I dream that I am lost.
Not lost like having a goal but no compass, or a compass without a goal.
Lost like you stepped outside of you and it is all so big you can no longer say 'I'.
Let me first dream of 'I' itself. The 'I' of the dream. Old. As old as language itself.
My appearance is patchy. I am made of tendrils or filaments, with large voids around. (The voids are not I, nor are they 'I'.)
Naturally, my tendrils tremble, quiver and shake, which is to say they change and make the voids unvoids and vice-versa.
I like taking a daily walk along myself.
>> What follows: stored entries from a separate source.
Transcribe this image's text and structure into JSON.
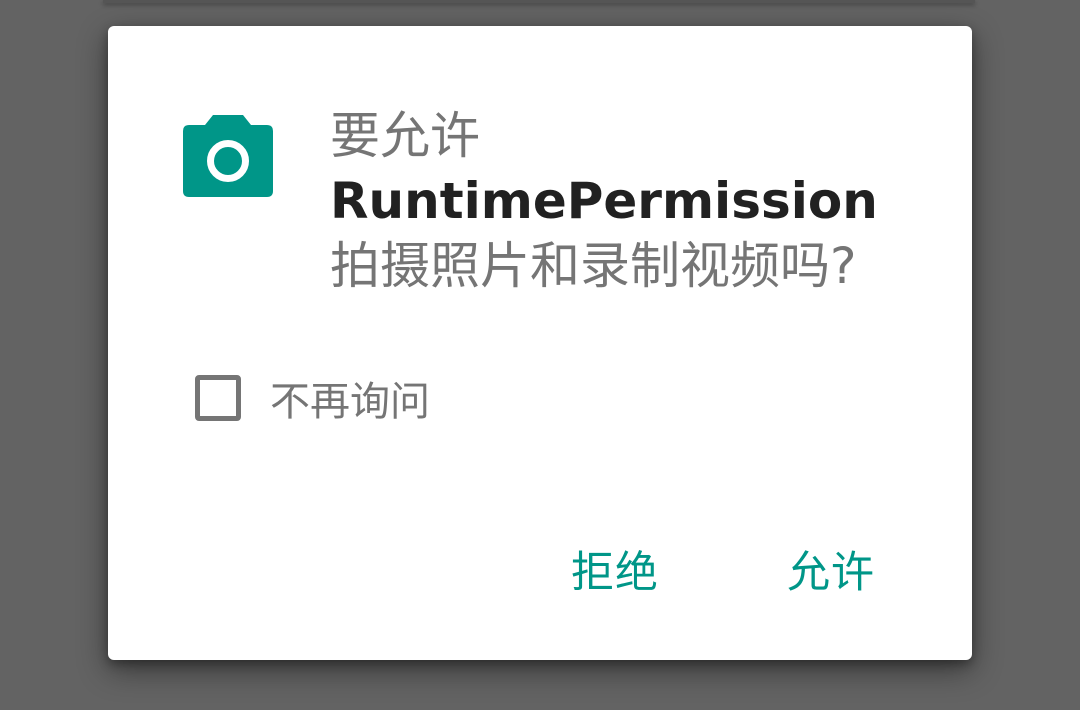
{
  "dialog": {
    "icon": "camera-icon",
    "message_prefix": "要允许",
    "app_name": "RuntimePermission",
    "message_suffix": "拍摄照片和录制视频吗?",
    "dont_ask_label": "不再询问",
    "dont_ask_checked": false,
    "deny_label": "拒绝",
    "allow_label": "允许"
  },
  "colors": {
    "accent": "#009688",
    "scrim": "#636363",
    "secondary_text": "#757575",
    "primary_text": "#212121"
  }
}
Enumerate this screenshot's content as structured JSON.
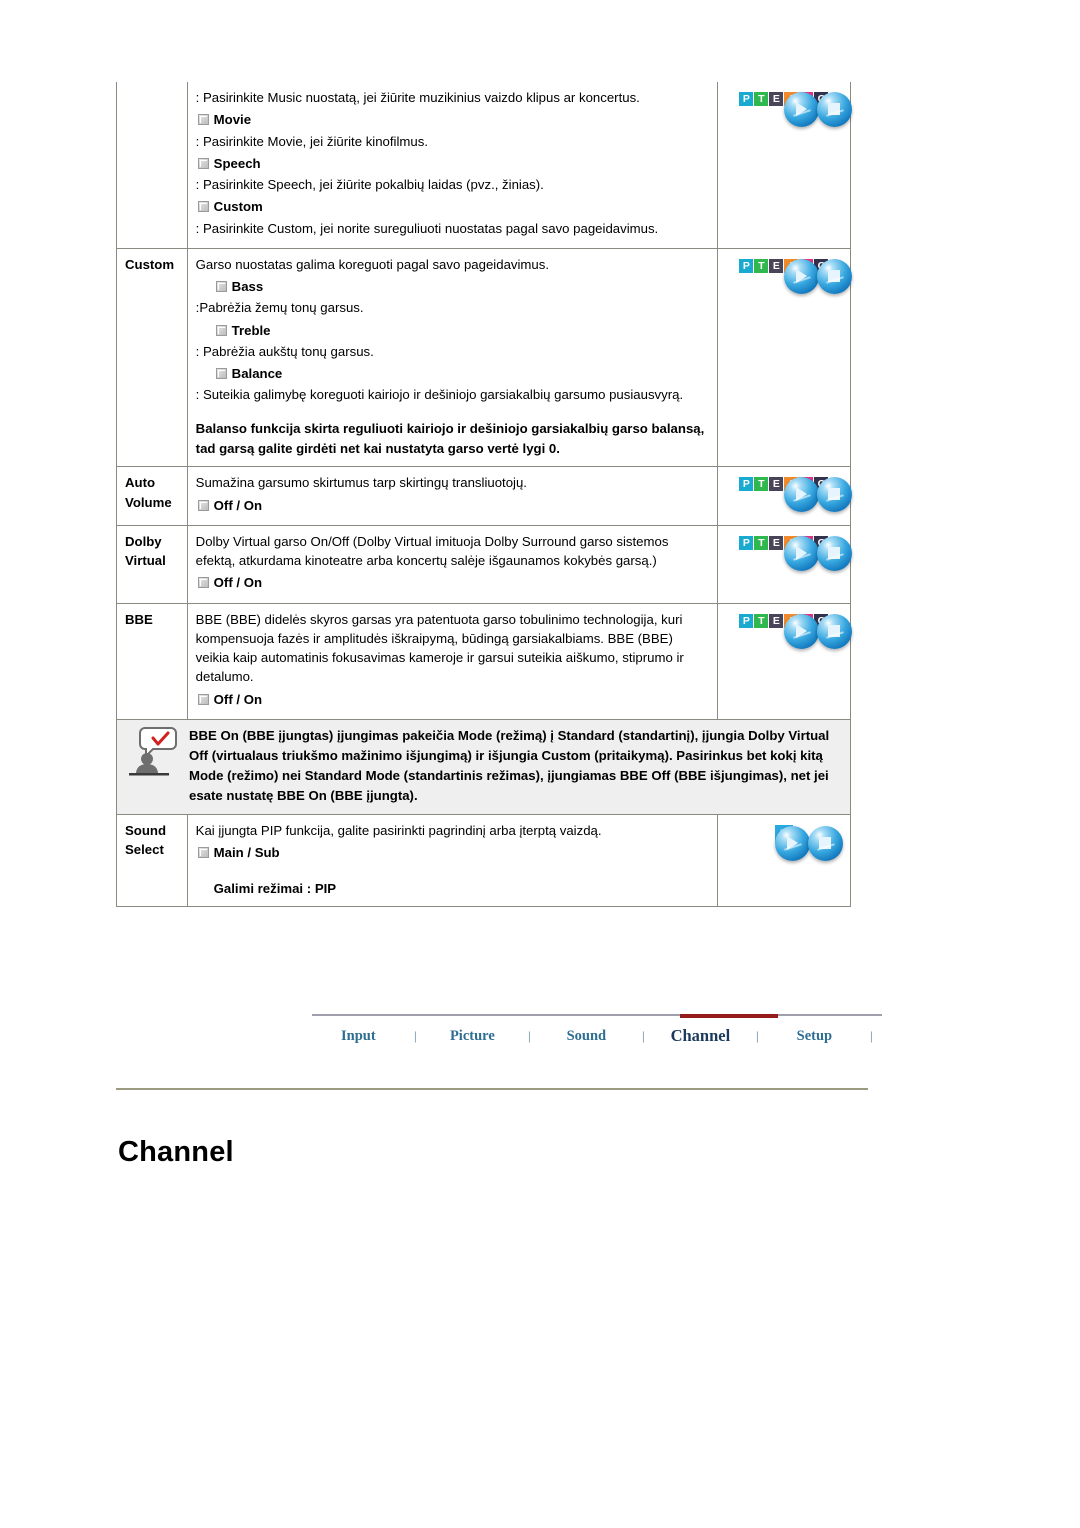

I start on 'the' or 'a', go along 'finish' and 'mauve' and back.
I occasionally push onto 'tether' or 'sempiternal', if I feel strong enough.
And this is when I start dreaming that I am lost.
Was it a shift in my tendrils or was it hubris? I look down and see 'eburnean'. Not just 'eburnean' but 'an eburnean invoice' and I think:
"This is uncommon."
I get a little nervous when I don't recognise my words. There are diseases, you know, Alzheimer and Palimpsests. This kind of things.
I notice my foot is trapped. Trapped in 'quenched clover' and giving way. I want to scream but 'aaaaah' is far away, unreachable. I fall.
I remember two humans. One saying that being outside oneself is death, the other that it is art. The first one calling the other pompous.
It was a bit. (Pompous.) I don't feel arty, I feel immense and lost. Like unable to grab my toes.
I dream it is too late for toes. Or too early, or never. You know what I mean.
I have fallen through language, fallen through myself. And all that is left is everything.
By Aurelie Herbelot
In the course of our monthly show on tech and philosopy, our tiny chatbot Botchen regularly ends up ‘dreaming’. To train its dreaming module, I write short pieces of poetry that encourage less factual and dialogical patterns in the output. This is an example of such a piece.